Conventional titanium oxide (TiO₂) as an electron transport layer (ETL) in hybrid organic-inorganic perovskite solar cells (PSCs) requires a sintering process at a high temperature to crystalize, which is not suitable for flexible PSCs and tandem solar cells with their low-temperature-processed bottom cell. Here, we introduce a low-temperature solution method to deposit a TiO₂/tin oxide (SnO₂) bilayer towards an efficient ETL. From the systematic measurements of optical and electronic properties, we demonstrate that the TiO₂/SnO₂ ETL has an enhanced charge extraction ability and a suppressed carrier recombination at the ETL/perovskite interface, both of which are beneficial to photo-generated carrier separation and transport. As a result, PSCs with TiO₂/SnO₂ bilayer ETLs present higher photovoltaic performance of the baseline cells compared with their TiO₂ and SnO₂ single-layer ETL counterparts. The champion PSC has a power conversion efficiency (PCE) of 19.11% with an open-circuit voltage (V_oc) of 1.15 V, a short-circuit current density (J_sc) of 22.77 mA cm⁻², and a fill factor (FF) of 72.38%. Additionally, due to the suitable band alignment of the TiO₂/SnO₂ ETL in the device, a high V_oc of 1.18 V is achieved. It has been proven that the TiO₂/SnO₂ bilayer is a promising alternative ETL for high efficiency PSCs.

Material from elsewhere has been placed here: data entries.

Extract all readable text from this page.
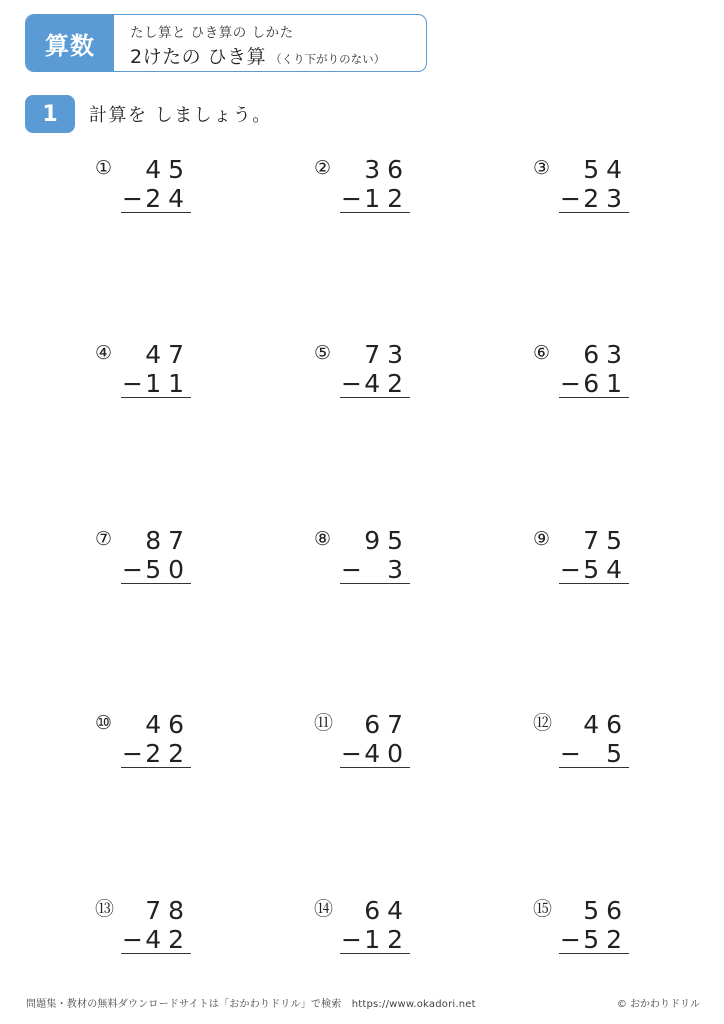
算数	たし算と ひき算の しかた
2けたの ひき算 （くり下がりのない）
1	計算を しましょう。
① 45
− 24
② 36
− 12
③ 54
− 23
④ 47
− 11
⑤ 73
− 42
⑥ 63
− 61
⑦ 87
− 50
⑧ 95
− 3
⑨ 75
− 54
⑩ 46
− 22
⑪ 67
− 40
⑫ 46
− 5
⑬ 78
− 42
⑭ 64
− 12
⑮ 56
− 52
問題集・教材の無料ダウンロードサイトは「おかわりドリル」で検索　https://www.okadori.net	© おかわりドリル
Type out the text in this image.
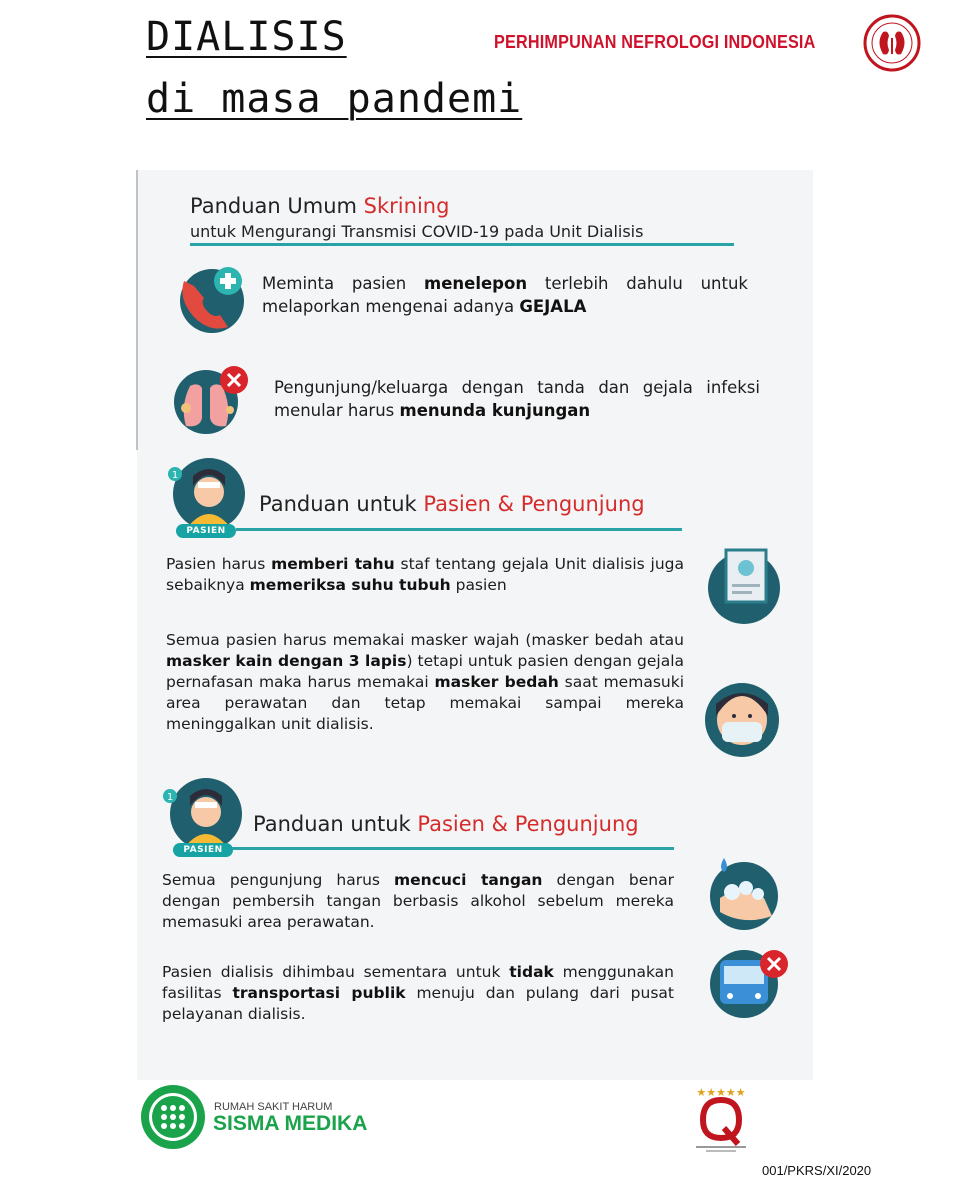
DIALISIS
di masa pandemi
PERHIMPUNAN NEFROLOGI INDONESIA
Panduan Umum Skrining
untuk Mengurangi Transmisi COVID-19 pada Unit Dialisis
Meminta pasien menelepon terlebih dahulu untuk melaporkan mengenai adanya GEJALA
Pengunjung/keluarga dengan tanda dan gejala infeksi menular harus menunda kunjungan
1
PASIEN
Panduan untuk Pasien & Pengunjung
Pasien harus memberi tahu staf tentang gejala Unit dialisis juga sebaiknya memeriksa suhu tubuh pasien
Semua pasien harus memakai masker wajah (masker bedah atau masker kain dengan 3 lapis) tetapi untuk pasien dengan gejala pernafasan maka harus memakai masker bedah saat memasuki area perawatan dan tetap memakai sampai mereka meninggalkan unit dialisis.
1
PASIEN
Panduan untuk Pasien & Pengunjung
Semua pengunjung harus mencuci tangan dengan benar dengan pembersih tangan berbasis alkohol sebelum mereka memasuki area perawatan.
Pasien dialisis dihimbau sementara untuk tidak menggunakan fasilitas transportasi publik menuju dan pulang dari pusat pelayanan dialisis.
RUMAH SAKIT HARUM
SISMA MEDIKA
★★★★★
001/PKRS/XI/2020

混合有机-无机钙钛矿太阳能电池（PSC）中作为电子传输层（ETL）的常规二氧化钛（TiO ₂）需要高温下的烧结过程才能结晶，这不适用于柔性PSC和串联式太阳能电池。低温处理的底部电池。在这里，我们介绍了一种低温溶液法，以向高效ETL沉积TiO ₂ /氧化锡（SnO ₂）双层。通过光学和电子性质的系统测量，我们证明了TiO ₂ / SnO ₂ETL具有增强的电荷提取能力，并且在ETL /钙钛矿界面处的载流子重组受到抑制，这两者都有利于光生载流子的分离和运输。结果，与它们的TiO ₂和SnO ₂单层ETL对应物相比，具有TiO ₂ / SnO ₂双层ETL的PSC表现出更高的基线电池光伏性能。冠军PSC的功率转换效率（PCE）为19.11％，开路电压（V _oc）为1.15 V，短路电流密度（J _sc）为22.77 mA cm ^-2，填充系数为（ FF）为72.38％。此外，由于TiO具有合适的能带取向_{设备中的2} / SnO ₂ ETL可以实现1.18 V的高V _oc。已经证明，TiO ₂ / SnO ₂双层是高效PSC的有希望的替代ETL。